I stopped again. I felt so sick. I took a deep breath and turned to try to see his eyes.
"Scared? Scared of what?"
"Of me?"
"Do you think I should feel scared? Why? Because I got involved with someone who has trouble talking about the past? Someone who seems to find me anywhere in the world like a damn obsessed maniac? Someone who acts like a lunatic trying to control everything around him?"
"Enough."
"You're completely insane."
In the blink of an eye, he lunged toward me. I felt his fingers tighten around my arms, just below the shoulders, pushing me backward with a force that pinned me against the wall in the dark alley.
A chill ran down my spine. I could hardly breathe, but I could hear his heavy breathing against my face. I was almost paralyzed, scared by his reaction. Maybe I had gone too far and provoked him.
His fingers loosened around my arms and moved up to my neck. Then they brushed against my lips, sliding over them. Afterward, his soft and firm lips covered mine.

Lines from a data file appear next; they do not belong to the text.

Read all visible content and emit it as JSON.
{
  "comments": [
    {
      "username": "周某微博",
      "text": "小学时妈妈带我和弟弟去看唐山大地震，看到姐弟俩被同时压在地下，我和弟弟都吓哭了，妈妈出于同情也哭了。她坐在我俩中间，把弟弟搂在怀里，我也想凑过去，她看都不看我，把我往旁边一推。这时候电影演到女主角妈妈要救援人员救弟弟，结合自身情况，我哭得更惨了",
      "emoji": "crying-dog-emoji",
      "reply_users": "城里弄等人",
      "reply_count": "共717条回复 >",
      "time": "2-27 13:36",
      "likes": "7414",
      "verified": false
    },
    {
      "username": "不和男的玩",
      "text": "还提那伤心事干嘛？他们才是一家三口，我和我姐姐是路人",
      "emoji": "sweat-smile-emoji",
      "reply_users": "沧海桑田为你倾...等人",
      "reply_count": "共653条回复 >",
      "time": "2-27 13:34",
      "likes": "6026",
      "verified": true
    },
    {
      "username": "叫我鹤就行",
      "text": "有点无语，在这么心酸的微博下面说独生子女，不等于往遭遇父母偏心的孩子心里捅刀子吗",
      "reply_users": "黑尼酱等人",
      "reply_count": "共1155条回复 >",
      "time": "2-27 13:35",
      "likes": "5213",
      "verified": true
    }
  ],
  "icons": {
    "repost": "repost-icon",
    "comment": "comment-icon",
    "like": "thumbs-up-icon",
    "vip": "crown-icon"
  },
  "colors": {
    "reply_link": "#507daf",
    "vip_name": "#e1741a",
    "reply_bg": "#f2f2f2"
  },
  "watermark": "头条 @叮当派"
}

I closed my eyes and felt my body calming down with him, his scent enveloping me. He pressed his body against mine in an almost overwhelming way, and I could feel how aroused he was.
This only made me more confused. Was this how he apparently used sex to control his anger? Was it always like this? Both of us, fights, and sex?
His hands went down to the hem of my skirt, but I stopped him from lifting it.
"No."
It wasn't that I didn't want him; I always wanted him and would always be ready for him. But I couldn't; I needed to distance myself from him to think about everything. I wouldn't be able to if he was around.
"I need to go home," I said, still feeling his heavy breathing on my face.
"I'll take you."
"No."
"What are you doing?"
"I need some time."
"Why do you need time? I thought we were fine."
"I need to think."
"Think about leaving me?"
I couldn't see his face in the darkness, but I could feel the anguish in his voice.
"Just let me go."
"It's dangerous at this hour."
"My car is nearby."
After a moment of silence, he said, "Let me know when you get home safely."
Then he stepped back, giving me space to leave.
I walked along the sidewalk, dazed, with an immense desire to cry. I turned the corner and got into my car.